DeepVoxels is an object-specific, persistent 3D feature embedding.

Overview

DeepVoxels

DeepVoxels is an object-specific, persistent 3D feature embedding. It is found by globally optimizing over all available 2D observations of an object in a deeplearning framework. At test time, the training set can be discarded, and DeepVoxels can be used to render novel views of the same object.

deepvoxels_video

Usage

Installation

This code was developed in python 3.7 and pytorch 1.0. I recommend to use anaconda for dependency management. You can create an environment with name "deepvoxels" with all dependencies like so:

conda env create -f environment.yml

High-Level structure

The code is organized as follows:

  • dataio.py loads training and testing data.
  • data_util.py and util.py contain utility functions.
  • run_deepvoxels.py contains the training and testing code as well as setting up the dataset, dataloading, command line arguments etc.
  • deep_voxels.py contains the core DeepVoxels model.
  • custom_layers.py contains implementations of the integration and occlusion submodules.
  • projection.py contains utility functions for 3D and projective geometry.

Data

The datasets have been rendered from a set of high-quality 3D scans of a variety of objects. The datasets are available for download here. Each object has its own directory, which is the directory that the "data_root" command-line argument of the run_deepvoxels.py script is pointed to.

Coordinate and camera parameter conventions

This code uses an "OpenCV" style camera coordinate system, where the Y-axis points downwards (the up-vector points in the negative Y-direction), the X-axis points right, and the Z-axis points into the image plane. Camera poses are assumed to be in a "camera2world" format, i.e., they denote the matrix transform that transforms camera coordinates to world coordinates.
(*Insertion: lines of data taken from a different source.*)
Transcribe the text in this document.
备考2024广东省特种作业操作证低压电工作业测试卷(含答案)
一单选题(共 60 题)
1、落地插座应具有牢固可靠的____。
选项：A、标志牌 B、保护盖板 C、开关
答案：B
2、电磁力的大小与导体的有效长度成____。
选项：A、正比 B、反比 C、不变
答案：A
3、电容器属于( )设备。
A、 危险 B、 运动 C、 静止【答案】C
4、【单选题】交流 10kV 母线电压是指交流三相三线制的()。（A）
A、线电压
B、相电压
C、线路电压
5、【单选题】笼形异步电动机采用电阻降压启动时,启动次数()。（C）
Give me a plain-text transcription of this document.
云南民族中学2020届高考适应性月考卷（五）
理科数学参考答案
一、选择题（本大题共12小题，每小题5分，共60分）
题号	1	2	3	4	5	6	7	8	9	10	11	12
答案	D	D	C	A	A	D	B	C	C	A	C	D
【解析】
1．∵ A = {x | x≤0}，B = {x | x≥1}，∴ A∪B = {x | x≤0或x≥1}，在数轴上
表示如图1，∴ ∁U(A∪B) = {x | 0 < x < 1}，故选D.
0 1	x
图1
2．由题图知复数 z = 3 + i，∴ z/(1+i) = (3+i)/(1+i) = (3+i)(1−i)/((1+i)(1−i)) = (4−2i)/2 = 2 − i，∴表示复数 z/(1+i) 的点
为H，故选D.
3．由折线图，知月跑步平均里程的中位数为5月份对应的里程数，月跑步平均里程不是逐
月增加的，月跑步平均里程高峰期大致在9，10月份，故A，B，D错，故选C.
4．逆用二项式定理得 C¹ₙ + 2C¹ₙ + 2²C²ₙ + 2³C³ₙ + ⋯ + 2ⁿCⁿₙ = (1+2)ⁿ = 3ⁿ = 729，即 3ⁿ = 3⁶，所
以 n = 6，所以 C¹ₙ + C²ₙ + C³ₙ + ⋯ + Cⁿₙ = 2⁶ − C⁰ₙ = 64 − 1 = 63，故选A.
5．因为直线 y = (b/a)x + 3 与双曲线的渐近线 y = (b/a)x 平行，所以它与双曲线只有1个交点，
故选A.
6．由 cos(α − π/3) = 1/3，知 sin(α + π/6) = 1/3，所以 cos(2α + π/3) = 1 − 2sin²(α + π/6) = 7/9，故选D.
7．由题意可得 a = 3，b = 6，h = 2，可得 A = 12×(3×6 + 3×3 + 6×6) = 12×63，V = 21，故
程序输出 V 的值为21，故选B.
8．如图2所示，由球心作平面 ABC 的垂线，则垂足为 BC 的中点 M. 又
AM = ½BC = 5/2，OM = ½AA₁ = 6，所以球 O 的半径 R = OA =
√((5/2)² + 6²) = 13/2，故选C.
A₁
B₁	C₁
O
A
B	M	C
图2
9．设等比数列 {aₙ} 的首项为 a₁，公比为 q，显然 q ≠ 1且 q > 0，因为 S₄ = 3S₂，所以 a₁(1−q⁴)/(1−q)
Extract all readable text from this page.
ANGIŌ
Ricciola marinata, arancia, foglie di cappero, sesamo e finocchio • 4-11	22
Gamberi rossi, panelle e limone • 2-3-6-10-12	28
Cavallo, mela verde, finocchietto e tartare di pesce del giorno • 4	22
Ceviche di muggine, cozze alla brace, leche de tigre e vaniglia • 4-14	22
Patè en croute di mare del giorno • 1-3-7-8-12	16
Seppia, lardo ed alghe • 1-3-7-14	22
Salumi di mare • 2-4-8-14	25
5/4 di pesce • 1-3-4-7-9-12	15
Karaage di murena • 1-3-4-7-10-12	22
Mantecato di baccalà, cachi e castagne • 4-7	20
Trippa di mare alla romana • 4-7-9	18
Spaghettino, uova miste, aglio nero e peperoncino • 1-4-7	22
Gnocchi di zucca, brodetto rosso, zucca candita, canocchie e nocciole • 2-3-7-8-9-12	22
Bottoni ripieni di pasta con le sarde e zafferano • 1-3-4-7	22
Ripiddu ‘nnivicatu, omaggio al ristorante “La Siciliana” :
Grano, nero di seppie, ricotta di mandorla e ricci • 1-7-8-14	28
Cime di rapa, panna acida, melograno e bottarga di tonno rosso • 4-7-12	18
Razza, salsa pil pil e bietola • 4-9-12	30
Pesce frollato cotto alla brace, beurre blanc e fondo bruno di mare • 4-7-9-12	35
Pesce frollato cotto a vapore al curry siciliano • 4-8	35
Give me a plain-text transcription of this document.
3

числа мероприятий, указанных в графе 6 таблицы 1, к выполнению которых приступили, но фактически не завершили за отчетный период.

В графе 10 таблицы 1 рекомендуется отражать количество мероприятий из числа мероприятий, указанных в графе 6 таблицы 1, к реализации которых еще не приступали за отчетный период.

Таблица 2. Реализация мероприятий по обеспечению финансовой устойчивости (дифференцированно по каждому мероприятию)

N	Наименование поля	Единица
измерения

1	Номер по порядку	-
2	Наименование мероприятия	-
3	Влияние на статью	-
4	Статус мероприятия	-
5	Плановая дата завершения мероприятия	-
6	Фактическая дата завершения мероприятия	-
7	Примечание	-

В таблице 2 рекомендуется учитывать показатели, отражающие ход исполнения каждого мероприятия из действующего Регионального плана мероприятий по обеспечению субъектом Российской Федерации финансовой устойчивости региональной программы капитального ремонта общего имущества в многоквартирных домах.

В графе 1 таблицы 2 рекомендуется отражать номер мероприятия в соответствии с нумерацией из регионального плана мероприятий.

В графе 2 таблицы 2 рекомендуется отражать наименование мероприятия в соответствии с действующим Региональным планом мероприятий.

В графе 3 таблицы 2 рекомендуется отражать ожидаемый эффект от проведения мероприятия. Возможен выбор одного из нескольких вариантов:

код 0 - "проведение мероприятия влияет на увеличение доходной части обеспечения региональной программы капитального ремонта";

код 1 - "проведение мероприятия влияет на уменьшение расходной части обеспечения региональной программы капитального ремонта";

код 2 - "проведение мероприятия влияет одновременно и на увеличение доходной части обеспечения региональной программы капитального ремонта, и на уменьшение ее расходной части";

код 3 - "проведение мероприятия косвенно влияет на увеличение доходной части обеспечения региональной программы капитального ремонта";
The code also reads an "intrinsics.txt" file from the dataset directory. This file is expected to be structured as follows:

f cx cy
origin_x origin_y origin_z
near_plane (if 0, defaults to sqrt(3)/2)
scale
img_height img_width

The focal length, cx and cy are in pixels. (origin_x, origin_y, origin_z) denotes the origin of the voxel grid in world coordinates. The near plane is also expressed in world units. Per default, each voxel has a sidelength of 1 in world units - the scale is a factor that scales the sidelength of each voxel. Finally, height and width are the resolution of the image.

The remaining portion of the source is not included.